In an era of uncertainty about the state of democracy around the globe, people have poured into the streets to pressure governments to be more responsive to their needs. Yet the overwhelming response to these public outcries is stasis. Why are some forms of collective action more effective than others? What does it take to build and sustain a successful social movement?
This elective will combine aspects of a seminar and field lab course. Discussion-based lectures will provide an overview of the science of social change, examining historical and contemporary cases of social, labor, and political movements from around the world. We will cover findings that are generally viewed as well-established and questions that remain unsettled.
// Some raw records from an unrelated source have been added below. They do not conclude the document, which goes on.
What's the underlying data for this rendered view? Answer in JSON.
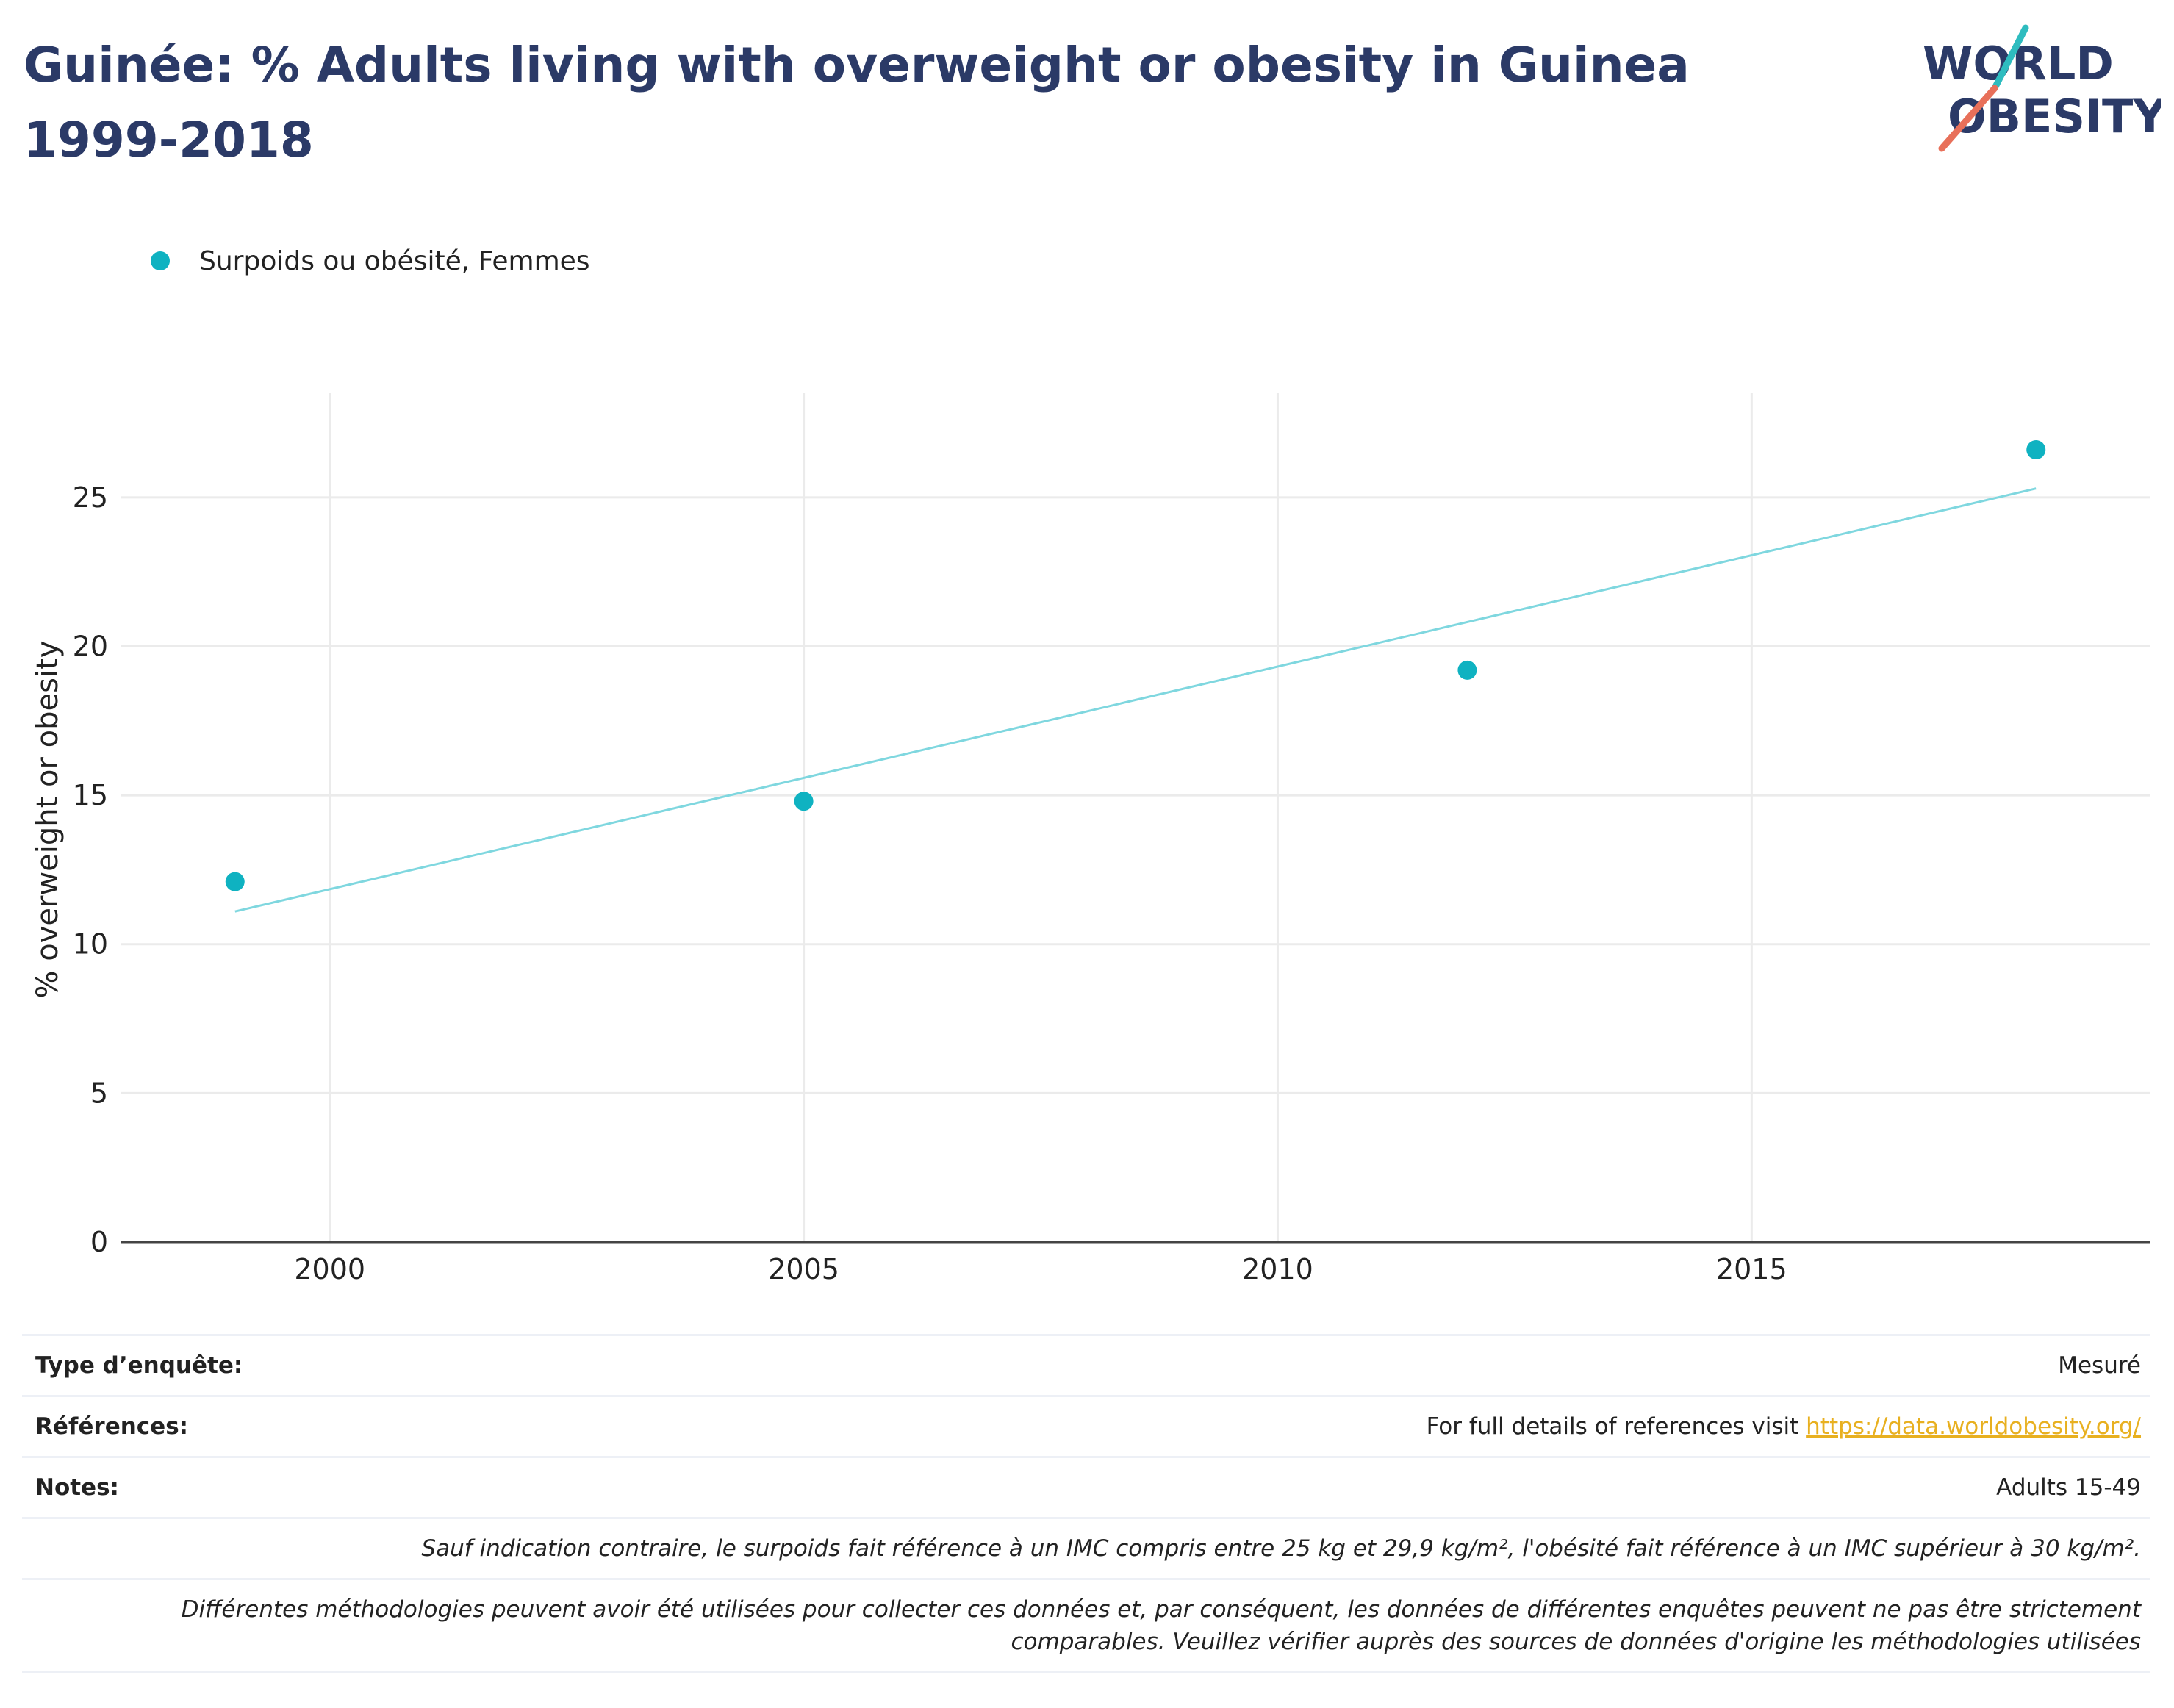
{
  "title": "Guinée: % Adults living with overweight or obesity in Guinea 1999-2018",
  "logo": {
    "line1": "WORLD",
    "line2": "OBESITY"
  },
  "colors": {
    "series": "#0fb2c1",
    "trend": "#7fd7df",
    "title": "#2b3a67",
    "link": "#e8b020"
  },
  "chart_data": {
    "type": "scatter",
    "series": [
      {
        "name": "Surpoids ou obésité, Femmes",
        "x": [
          1999,
          2005,
          2012,
          2018
        ],
        "y": [
          12.1,
          14.8,
          19.2,
          26.6
        ]
      }
    ],
    "trendline": {
      "x": [
        1999,
        2018
      ],
      "y": [
        11.1,
        25.3
      ]
    },
    "ylabel": "% overweight or obesity",
    "xlabel": "",
    "xlim": [
      1997.8,
      2019.2
    ],
    "ylim": [
      0,
      28.5
    ],
    "xticks": [
      2000,
      2005,
      2010,
      2015
    ],
    "yticks": [
      0,
      5,
      10,
      15,
      20,
      25
    ],
    "grid": true,
    "legend_position": "top-left"
  },
  "info": {
    "survey_label": "Type d’enquête:",
    "survey_value": "Mesuré",
    "refs_label": "Références:",
    "refs_text": "For full details of references visit ",
    "refs_link": "https://data.worldobesity.org/",
    "notes_label": "Notes:",
    "notes_value": "Adults 15-49",
    "note1": "Sauf indication contraire, le surpoids fait référence à un IMC compris entre 25 kg et 29,9 kg/m², l'obésité fait référence à un IMC supérieur à 30 kg/m².",
    "note2_line1": "Différentes méthodologies peuvent avoir été utilisées pour collecter ces données et, par conséquent, les données de différentes enquêtes peuvent ne pas être strictement",
    "note2_line2": "comparables. Veuillez vérifier auprès des sources de données d'origine les méthodologies utilisées"
  }
}
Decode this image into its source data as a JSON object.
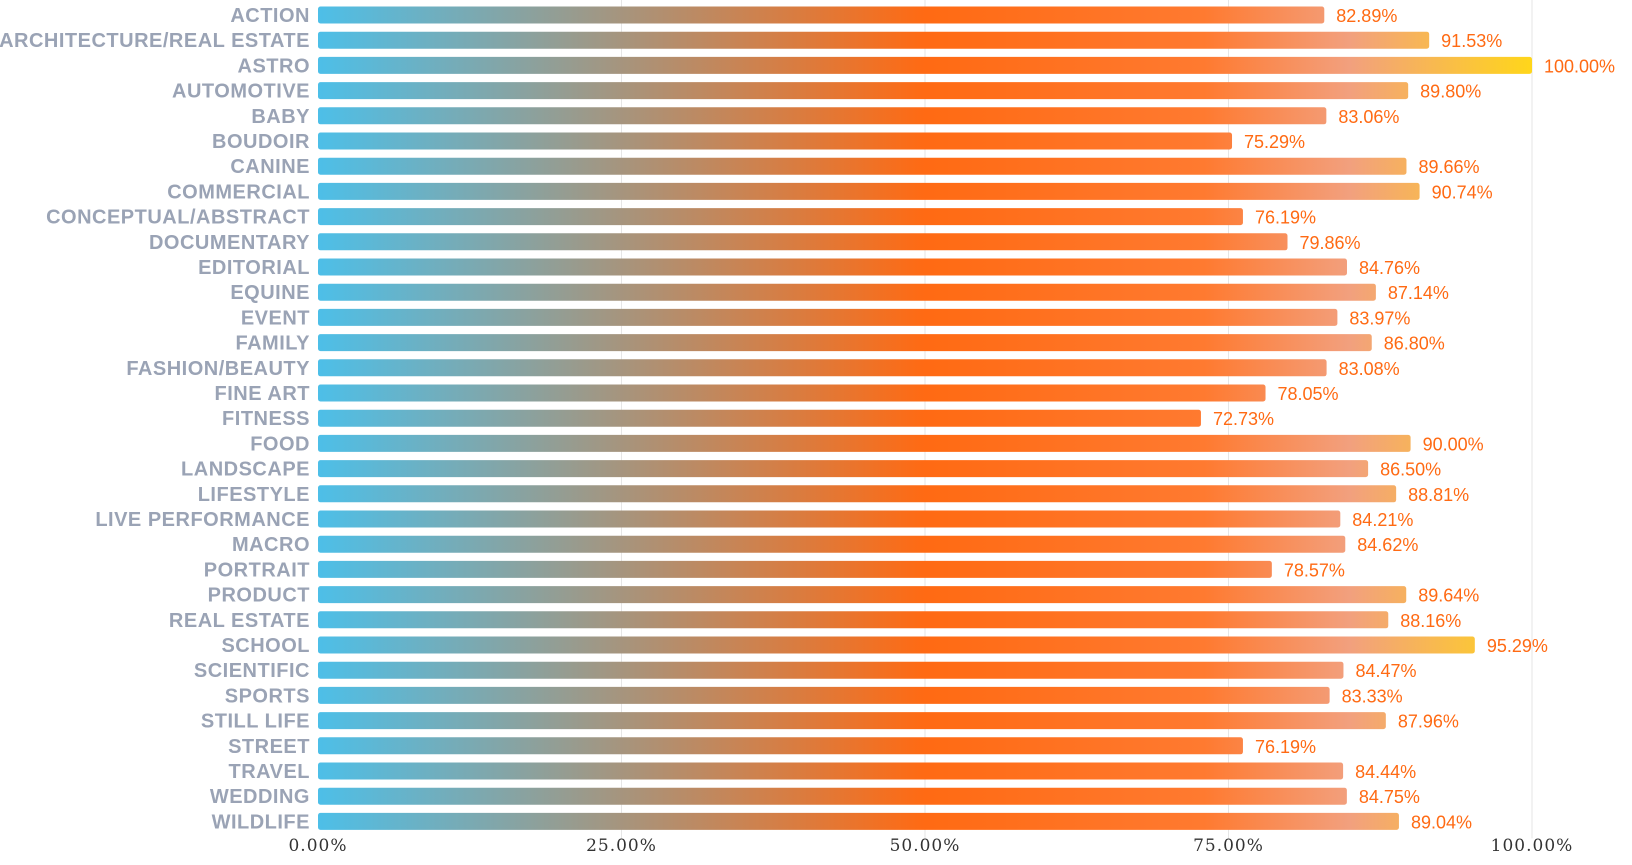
{
  "colors": {
    "label": "#9aa3b5",
    "value_label": "#ff6a13",
    "tick": "#333333",
    "grid": "#e6e6e6",
    "gradient_start": "#4dbfe8",
    "gradient_mid": "#ff6a13",
    "gradient_pink": "#f2a07e",
    "gradient_end": "#ffd61a"
  },
  "chart_data": {
    "type": "bar",
    "orientation": "horizontal",
    "title": "",
    "xlabel": "",
    "ylabel": "",
    "xlim": [
      0,
      100
    ],
    "grid": true,
    "legend": "none",
    "x_ticks": [
      "0.00%",
      "25.00%",
      "50.00%",
      "75.00%",
      "100.00%"
    ],
    "x_tick_values": [
      0,
      25,
      50,
      75,
      100
    ],
    "categories": [
      "ACTION",
      "ARCHITECTURE/REAL ESTATE",
      "ASTRO",
      "AUTOMOTIVE",
      "BABY",
      "BOUDOIR",
      "CANINE",
      "COMMERCIAL",
      "CONCEPTUAL/ABSTRACT",
      "DOCUMENTARY",
      "EDITORIAL",
      "EQUINE",
      "EVENT",
      "FAMILY",
      "FASHION/BEAUTY",
      "FINE ART",
      "FITNESS",
      "FOOD",
      "LANDSCAPE",
      "LIFESTYLE",
      "LIVE PERFORMANCE",
      "MACRO",
      "PORTRAIT",
      "PRODUCT",
      "REAL ESTATE",
      "SCHOOL",
      "SCIENTIFIC",
      "SPORTS",
      "STILL LIFE",
      "STREET",
      "TRAVEL",
      "WEDDING",
      "WILDLIFE"
    ],
    "values": [
      82.89,
      91.53,
      100.0,
      89.8,
      83.06,
      75.29,
      89.66,
      90.74,
      76.19,
      79.86,
      84.76,
      87.14,
      83.97,
      86.8,
      83.08,
      78.05,
      72.73,
      90.0,
      86.5,
      88.81,
      84.21,
      84.62,
      78.57,
      89.64,
      88.16,
      95.29,
      84.47,
      83.33,
      87.96,
      76.19,
      84.44,
      84.75,
      89.04
    ],
    "value_labels": [
      "82.89%",
      "91.53%",
      "100.00%",
      "89.80%",
      "83.06%",
      "75.29%",
      "89.66%",
      "90.74%",
      "76.19%",
      "79.86%",
      "84.76%",
      "87.14%",
      "83.97%",
      "86.80%",
      "83.08%",
      "78.05%",
      "72.73%",
      "90.00%",
      "86.50%",
      "88.81%",
      "84.21%",
      "84.62%",
      "78.57%",
      "89.64%",
      "88.16%",
      "95.29%",
      "84.47%",
      "83.33%",
      "87.96%",
      "76.19%",
      "84.44%",
      "84.75%",
      "89.04%"
    ]
  }
}
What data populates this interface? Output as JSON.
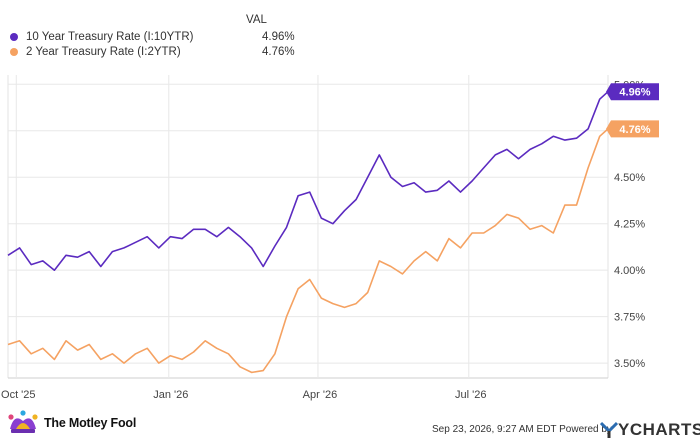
{
  "legend": {
    "header": "VAL",
    "items": [
      {
        "label": "10 Year Treasury Rate (I:10YTR)",
        "value": "4.96%",
        "color": "#5b2bc0"
      },
      {
        "label": "2 Year Treasury Rate (I:2YTR)",
        "value": "4.76%",
        "color": "#f5a262"
      }
    ]
  },
  "footer": {
    "brand": "The Motley Fool",
    "timestamp": "Sep 23, 2026, 9:27 AM EDT Powered by",
    "provider": "YCHARTS"
  },
  "chart_data": {
    "type": "line",
    "x_ticks": [
      "Oct '25",
      "Jan '26",
      "Apr '26",
      "Jul '26"
    ],
    "y_ticks": [
      "3.50%",
      "3.75%",
      "4.00%",
      "4.25%",
      "4.50%",
      "4.75%",
      "5.00%"
    ],
    "ylim": [
      3.42,
      5.05
    ],
    "x_range": [
      "2025-09-26",
      "2026-09-23"
    ],
    "grid": true,
    "end_labels": [
      "4.96%",
      "4.76%"
    ],
    "series": [
      {
        "name": "10 Year Treasury Rate (I:10YTR)",
        "color": "#5b2bc0",
        "x": [
          "2025-09-26",
          "2025-10-03",
          "2025-10-10",
          "2025-10-17",
          "2025-10-24",
          "2025-10-31",
          "2025-11-07",
          "2025-11-14",
          "2025-11-21",
          "2025-11-28",
          "2025-12-05",
          "2025-12-12",
          "2025-12-19",
          "2025-12-26",
          "2026-01-02",
          "2026-01-09",
          "2026-01-16",
          "2026-01-23",
          "2026-01-30",
          "2026-02-06",
          "2026-02-13",
          "2026-02-20",
          "2026-02-27",
          "2026-03-06",
          "2026-03-13",
          "2026-03-20",
          "2026-03-27",
          "2026-04-03",
          "2026-04-10",
          "2026-04-17",
          "2026-04-24",
          "2026-05-01",
          "2026-05-08",
          "2026-05-15",
          "2026-05-22",
          "2026-05-29",
          "2026-06-05",
          "2026-06-12",
          "2026-06-19",
          "2026-06-26",
          "2026-07-03",
          "2026-07-10",
          "2026-07-17",
          "2026-07-24",
          "2026-07-31",
          "2026-08-07",
          "2026-08-14",
          "2026-08-21",
          "2026-08-28",
          "2026-09-04",
          "2026-09-11",
          "2026-09-18",
          "2026-09-23"
        ],
        "y": [
          4.08,
          4.12,
          4.03,
          4.05,
          4.0,
          4.08,
          4.07,
          4.1,
          4.02,
          4.1,
          4.12,
          4.15,
          4.18,
          4.12,
          4.18,
          4.17,
          4.22,
          4.22,
          4.18,
          4.23,
          4.18,
          4.12,
          4.02,
          4.13,
          4.23,
          4.4,
          4.42,
          4.28,
          4.25,
          4.32,
          4.38,
          4.5,
          4.62,
          4.5,
          4.45,
          4.47,
          4.42,
          4.43,
          4.48,
          4.42,
          4.48,
          4.55,
          4.62,
          4.65,
          4.6,
          4.65,
          4.68,
          4.72,
          4.7,
          4.71,
          4.76,
          4.92,
          4.96
        ]
      },
      {
        "name": "2 Year Treasury Rate (I:2YTR)",
        "color": "#f5a262",
        "x": [
          "2025-09-26",
          "2025-10-03",
          "2025-10-10",
          "2025-10-17",
          "2025-10-24",
          "2025-10-31",
          "2025-11-07",
          "2025-11-14",
          "2025-11-21",
          "2025-11-28",
          "2025-12-05",
          "2025-12-12",
          "2025-12-19",
          "2025-12-26",
          "2026-01-02",
          "2026-01-09",
          "2026-01-16",
          "2026-01-23",
          "2026-01-30",
          "2026-02-06",
          "2026-02-13",
          "2026-02-20",
          "2026-02-27",
          "2026-03-06",
          "2026-03-13",
          "2026-03-20",
          "2026-03-27",
          "2026-04-03",
          "2026-04-10",
          "2026-04-17",
          "2026-04-24",
          "2026-05-01",
          "2026-05-08",
          "2026-05-15",
          "2026-05-22",
          "2026-05-29",
          "2026-06-05",
          "2026-06-12",
          "2026-06-19",
          "2026-06-26",
          "2026-07-03",
          "2026-07-10",
          "2026-07-17",
          "2026-07-24",
          "2026-07-31",
          "2026-08-07",
          "2026-08-14",
          "2026-08-21",
          "2026-08-28",
          "2026-09-04",
          "2026-09-11",
          "2026-09-18",
          "2026-09-23"
        ],
        "y": [
          3.6,
          3.62,
          3.55,
          3.58,
          3.52,
          3.62,
          3.57,
          3.6,
          3.52,
          3.55,
          3.5,
          3.55,
          3.58,
          3.5,
          3.54,
          3.52,
          3.56,
          3.62,
          3.58,
          3.55,
          3.48,
          3.45,
          3.46,
          3.55,
          3.75,
          3.9,
          3.95,
          3.85,
          3.82,
          3.8,
          3.82,
          3.88,
          4.05,
          4.02,
          3.98,
          4.05,
          4.1,
          4.05,
          4.17,
          4.12,
          4.2,
          4.2,
          4.24,
          4.3,
          4.28,
          4.22,
          4.24,
          4.2,
          4.35,
          4.35,
          4.55,
          4.72,
          4.76
        ]
      }
    ]
  }
}
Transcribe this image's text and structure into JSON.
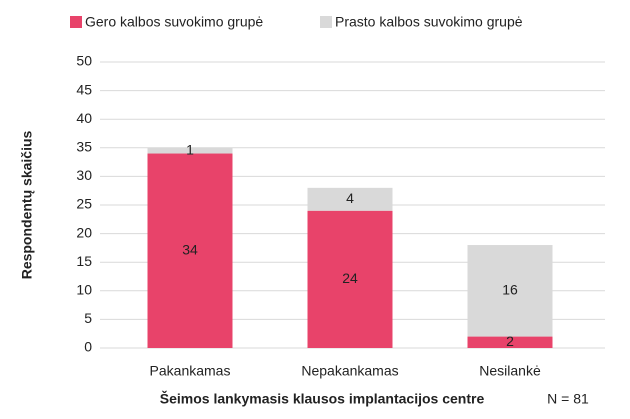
{
  "chart_data": {
    "type": "stacked_bar",
    "categories": [
      "Pakankamas",
      "Nepakankamas",
      "Nesilankė"
    ],
    "series": [
      {
        "name": "Gero kalbos suvokimo grupė",
        "color": "#e8436a",
        "values": [
          34,
          24,
          2
        ]
      },
      {
        "name": "Prasto kalbos suvokimo grupė",
        "color": "#d9d9d9",
        "values": [
          1,
          4,
          16
        ]
      }
    ],
    "ylim": [
      0,
      50
    ],
    "yticks": [
      0,
      5,
      10,
      15,
      20,
      25,
      30,
      35,
      40,
      45,
      50
    ],
    "grid": true,
    "y_label": "Respondentų skaičius",
    "x_label": "Šeimos lankymasis klausos implantacijos centre",
    "annotation": "N = 81",
    "legend": "top"
  }
}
Coursework will focus on key debates and distinctions, including: the difference between organizing and mobilizing, movement emergence, whether and how movements build sustained—as opposed to flash-in-the-pan—structures to contest power, and the role of culture, media, and technology in collective action.
A second element of the course is designed as an experiential learning lab. Students will explore how course concepts work in practice by selecting an existing social movement organization (domestic or international) and analyzing a challenge its leaders face. Projects may address movement narratives, organizational structure and governance, leadership development, strategy and tactics, learning and adaptation, political contestation, power mapping, data analysis, or other issues related to the course content.
A background or interest in social movements or organizing (demonstrated through prior experience or coursework such MLD-377 or MLD-378), mixed methods (API-203MB or C), or similar classes/applied work experience is recommended but not required. This course is well-suited for MPPs and MPA/IDs interested in working with a civic, political, or advocacy organization for their PAE or SYPA.
Throughout the semester, we will have occasional guest speakers who will share their experience and insights from social movement organizing research and practice.